The 2006 Global Corporate Social Responsibility (CSR) study, which was conducted in March and April across 16 countries, reveals that emerging markets such as Thailand, India, and China rate automotive companies higher in regards to corporate social responsibility than mature markets of the west. The study attributes this to the general public’s high ratings of the automotive sector in emerging markets for generating jobs and improving quality of life.
Chris Bonsi, regional director TNS Automotive explains: “Thailand, India, and China have recorded phenomenal industry growth in the automotive sector and consumers in these markets see automotive companies playing an integral role in the economic and social development of their country. Conversely, the governments of some emerging markets do not fully recognise the contribution of the automotive sector in generating jobs for their country – in some cases, levying high taxes on the automotive sector because the end-products are seen to be luxury items that only a few can afford, without considering the jobs the sector creates for everyday people manufacturing, distributing, and servicing these products.”
Bonsi adds, “For mature markets, consumers rate the automotive sector poorly on job generation and impact on the environment. Therefore, the strategies for corporations in improving their reputation for corporate social responsibility would need to vary depending on market maturity.”
The Global CSR study was conducted by TNS to understand the general public’s perception of the automotive sector in regards to compliance and contribution towards corporate, social, environmental, and philanthropic activities. Consumers were asked to rate corporations from the passenger car, commercial vehicle, motorcycle, tire, and oil sectors. All of the scores were indexed using TNS’ globally recognized TRI*M stakeholder management system with the global average set to 100. Scores above one hundred indicate strong public goodwill towards the corporation.
Among the global automotive corporations, BMW, Honda, Toyota, and Volvo Trucks ranked highest for corporate social responsibility in two or more markets. BMW rated highest in Spain and Italy; Honda for US, UK, and Indonesia, Toyota for Japan, Korea, and Thailand, and Volvo Trucks for Sweden and Netherlands.

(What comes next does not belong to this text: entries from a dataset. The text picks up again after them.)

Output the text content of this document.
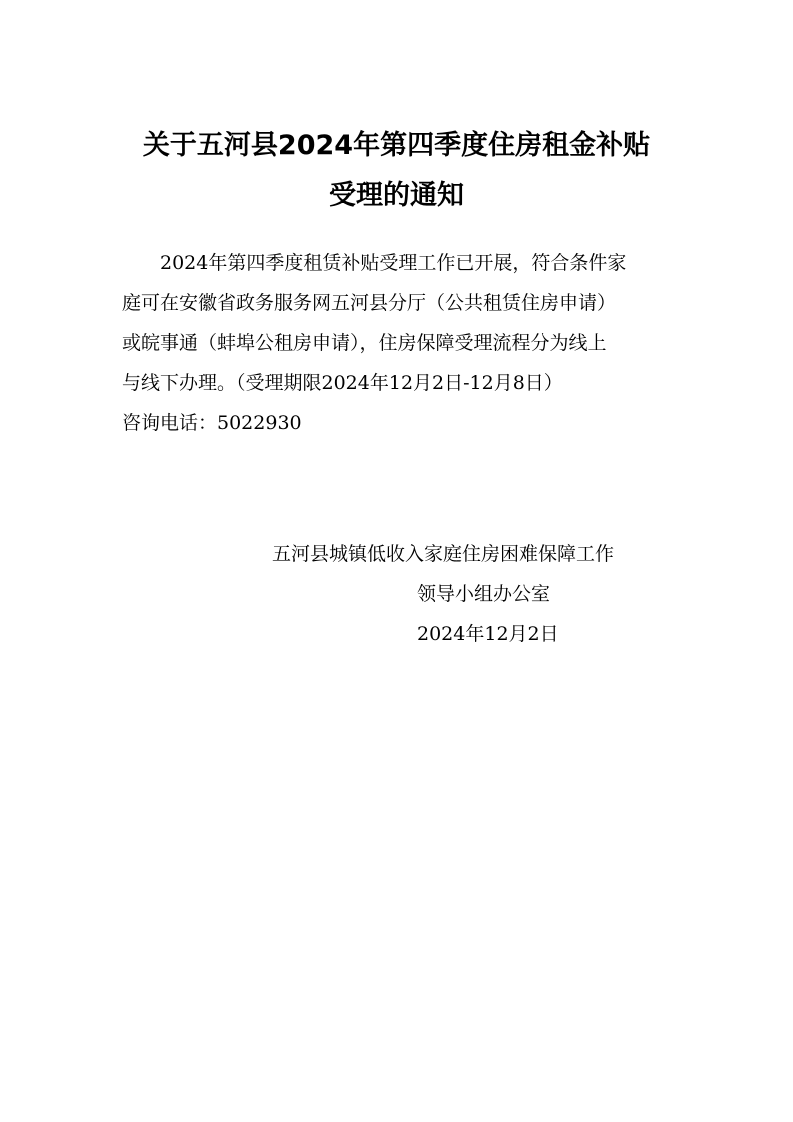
关于五河县2024年第四季度住房租金补贴
受理的通知
2024年第四季度租赁补贴受理工作已开展，符合条件家
庭可在安徽省政务服务网五河县分厅（公共租赁住房申请）
或皖事通（蚌埠公租房申请），住房保障受理流程分为线上
与线下办理。（受理期限2024年12月2日-12月8日）
咨询电话：5022930
五河县城镇低收入家庭住房困难保障工作
领导小组办公室
2024年12月2日
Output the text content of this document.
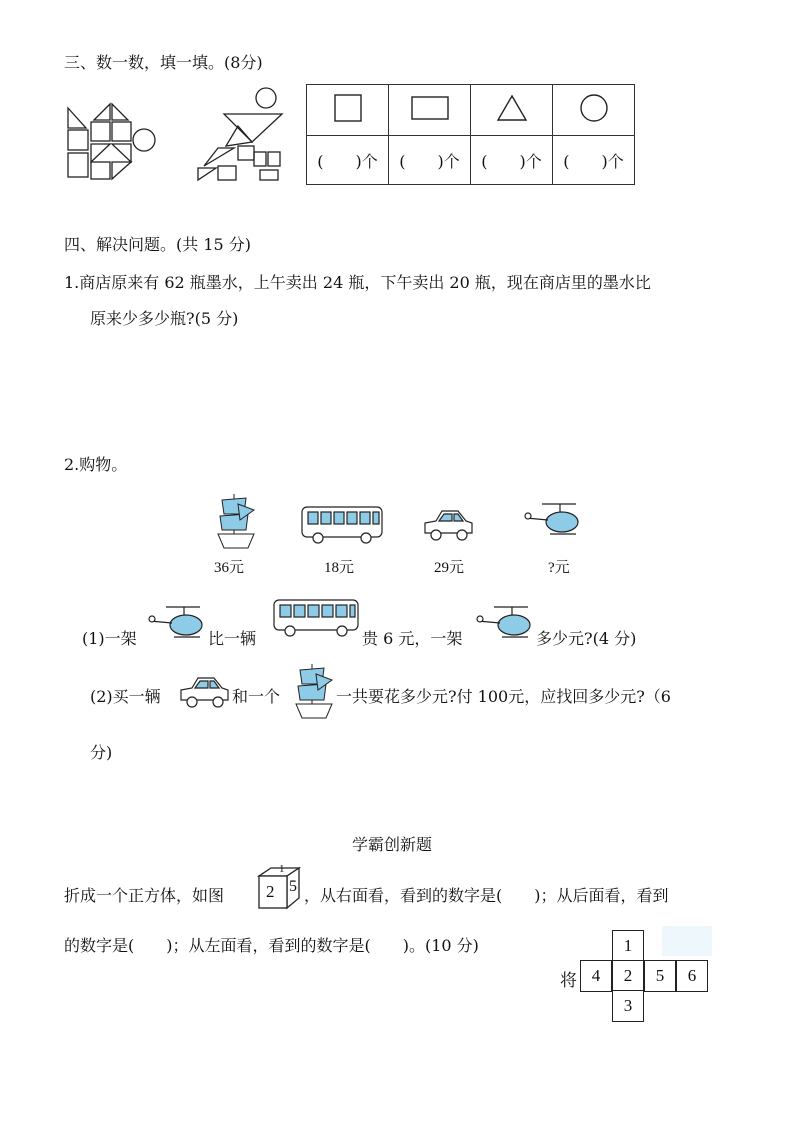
三、数一数，填一填。(8分)

(　　)个	(　　)个	(　　)个	(　　)个
四、解决问题。(共 15 分)
1.商店原来有 62 瓶墨水，上午卖出 24 瓶，下午卖出 20 瓶，现在商店里的墨水比
原来少多少瓶?(5 分)
2.购物。
36元	18元	29元	?元
(1)一架	比一辆	贵 6 元，一架	多少元?(4 分)
(2)买一辆	和一个	一共要花多少元?付 100元，应找回多少元?（6
分)
学霸创新题
折成一个正方体，如图
1
2 5 ，从右面看，看到的数字是(　　)；从后面看，看到
的数字是(　　)；从左面看，看到的数字是(　　)。(10 分)
将
1
4	2	5	6
3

Other market leaders globally were Shell in China, Michelin in France, Porsche in Germany, Bharat Petroleum in India, Nissan in Mexico, and Petronas in Malaysia.
The study shows that consumers across the world are very likely to accept or reject a corporation based on its reputation for social and environmental responsibility. Nearly nine out of ten consumers indicated that they were more likely to purchase a product or service from a corporation with responsible business practices while eight of ten indicated that they would refrain from purchasing a product or service if the corporation failed to follow environmentally friendly or ethical business practices.
Rémy Pothet, Global Director TNS Automotive, comments: “Large corporations are increasingly aware that their social responsibility directly affects their image and brand equity – and consequently, their business success. As a result, many are investing heavily in CSR initiatives – particularly in those markets where they are focusing on expansion. The results of our study highlight the public’s growing interest in the field of CSR, and makes a direct link between this and their purchasing behaviour – so supporting the case for investment in CSR. By repeating the study annually, automotive companies can glean vital insight into how their target consumers are viewing their CSR practices, and therefore how these practices are influencing their business success.”
Bonsi concludes, “The general public is a very important stakeholder for the automotive industry as a corporation’s reputation is often judged in the court of public opinion. Corporations that fail to engage society often suffer serious consequences when there is a crisis. However, corporations that develop strong public goodwill can use this as ‘social insurance’ to tide them over during difficult periods. The CSR champions identified by this study are already seeing the value in their investment; now other companies, need to take notice.”